- grilled chicken leg quarters
- grilled onion and potato packet
- salad of baby spinach and strawberries
The chicken was easy. I just sprinkled each leg quarter with some Jane's Krazy Salt and freshly ground pepper, then grilled them skin-side down over medium-high heat for five minutes or so to get the skin nicely browned and crisp. After that I flipped them to skin-side-up, turned the grill down to low, and let them cook for another 20 minutes or so. They were tender, juicy and delicious.
The onion and potato packet was likewise easy. I just thinly sliced some onion and some little red-skinned potatoes (because that's what I had; do use a waxy vs. mealy potato, though) and layered them in a piece of heavy-duty foil with some butter, salt and freshly ground pepper. I sealed it all up nice and tight and stuck it on the grill when I turned the chicken. It was done when the chicken was done, and it was SO YUMMY. The onion got all sweet and slightly caramelized, and the potato was nicely tender. Mmmm!
The spinach salad could not have been easier; just dump a bag of pre-washed baby spinach into a bowl and add halved (or quartered or sliced) fresh strawberries. I served it with a bottled raspberry vinaigrette.

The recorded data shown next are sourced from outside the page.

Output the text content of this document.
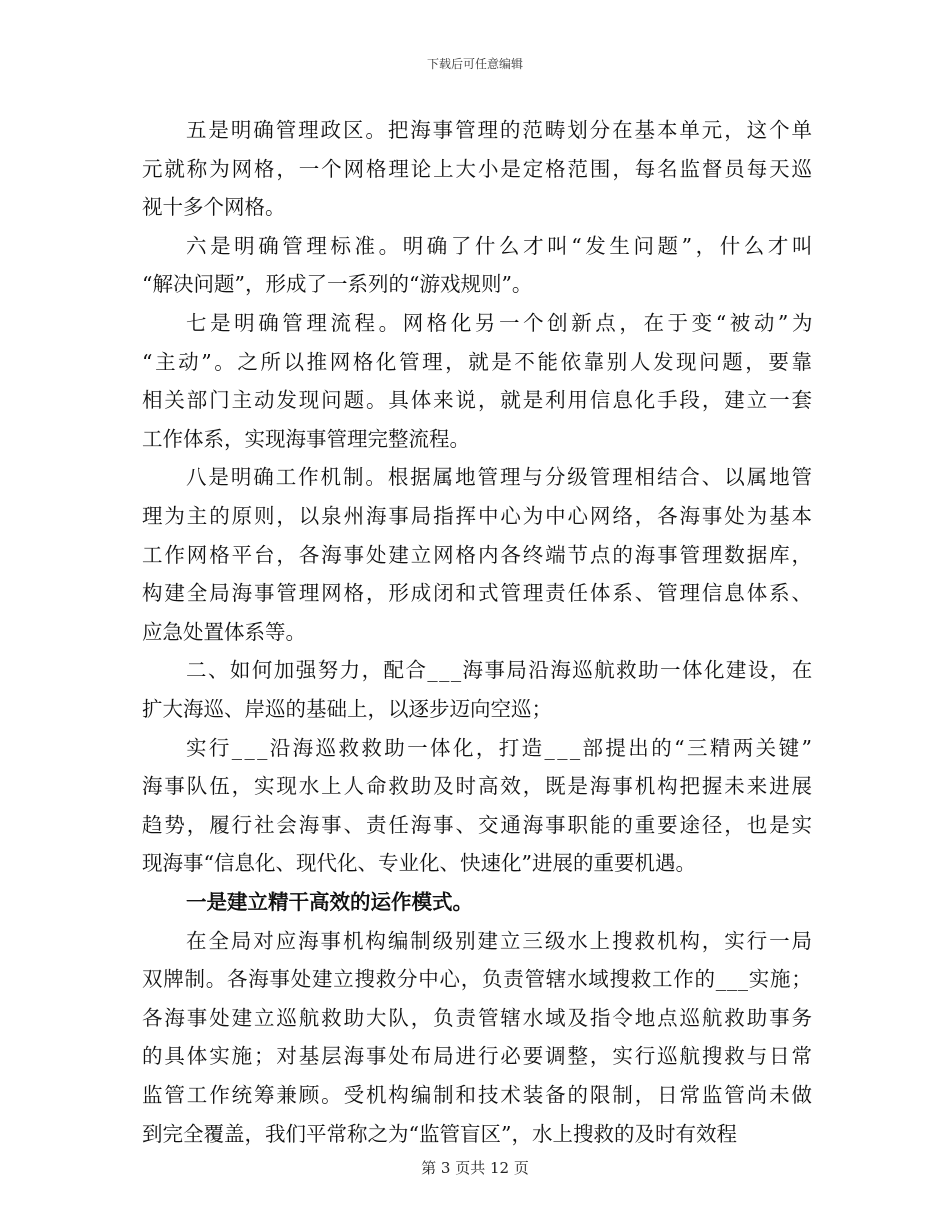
下载后可任意编辑
五是明确管理政区。把海事管理的范畴划分在基本单元，这个单
元就称为网格，一个网格理论上大小是定格范围，每名监督员每天巡
视十多个网格。
六是明确管理标准。明确了什么才叫“发生问题”，什么才叫
“解决问题”，形成了一系列的“游戏规则”。
七是明确管理流程。网格化另一个创新点，在于变“被动”为
“主动”。之所以推网格化管理，就是不能依靠别人发现问题，要靠
相关部门主动发现问题。具体来说，就是利用信息化手段，建立一套
工作体系，实现海事管理完整流程。
八是明确工作机制。根据属地管理与分级管理相结合、以属地管
理为主的原则，以泉州海事局指挥中心为中心网络，各海事处为基本
工作网格平台，各海事处建立网格内各终端节点的海事管理数据库，
构建全局海事管理网格，形成闭和式管理责任体系、管理信息体系、
应急处置体系等。
二、如何加强努力，配合___海事局沿海巡航救助一体化建设，在
扩大海巡、岸巡的基础上，以逐步迈向空巡；
实行___沿海巡救救助一体化，打造___部提出的“三精两关键”
海事队伍，实现水上人命救助及时高效，既是海事机构把握未来进展
趋势，履行社会海事、责任海事、交通海事职能的重要途径，也是实
现海事“信息化、现代化、专业化、快速化”进展的重要机遇。
一是建立精干高效的运作模式。
在全局对应海事机构编制级别建立三级水上搜救机构，实行一局
双牌制。各海事处建立搜救分中心，负责管辖水域搜救工作的___实施；
各海事处建立巡航救助大队，负责管辖水域及指令地点巡航救助事务
的具体实施；对基层海事处布局进行必要调整，实行巡航搜救与日常
监管工作统筹兼顾。受机构编制和技术装备的限制，日常监管尚未做
到完全覆盖，我们平常称之为“监管盲区”，水上搜救的及时有效程
第 3 页共 12 页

I washed everything down with a nice glass of white sangria. Earlier today I combined a bottle of pinot grigio (it's what I had; just use whatever white wine is laying around) with some cognac and a can of peach nectar. Then I sliced in a couple of fresh nectarines and let it all kind of get happy for a couple of hours. To serve, fill a collins glass (that's the tall one) with ice and then pour it about half full of the wine mixture. Scoop out some nectarines and drop those in the glass, add a couple of fresh raspberries, then top it off with club soda (or if you like it sweeter, use a lemon-lime soda). It's kind of like a homemade wine cooler, but NOTHING like that pre-bottled crap you buy in the store. So good, and excellent with grilled chicken!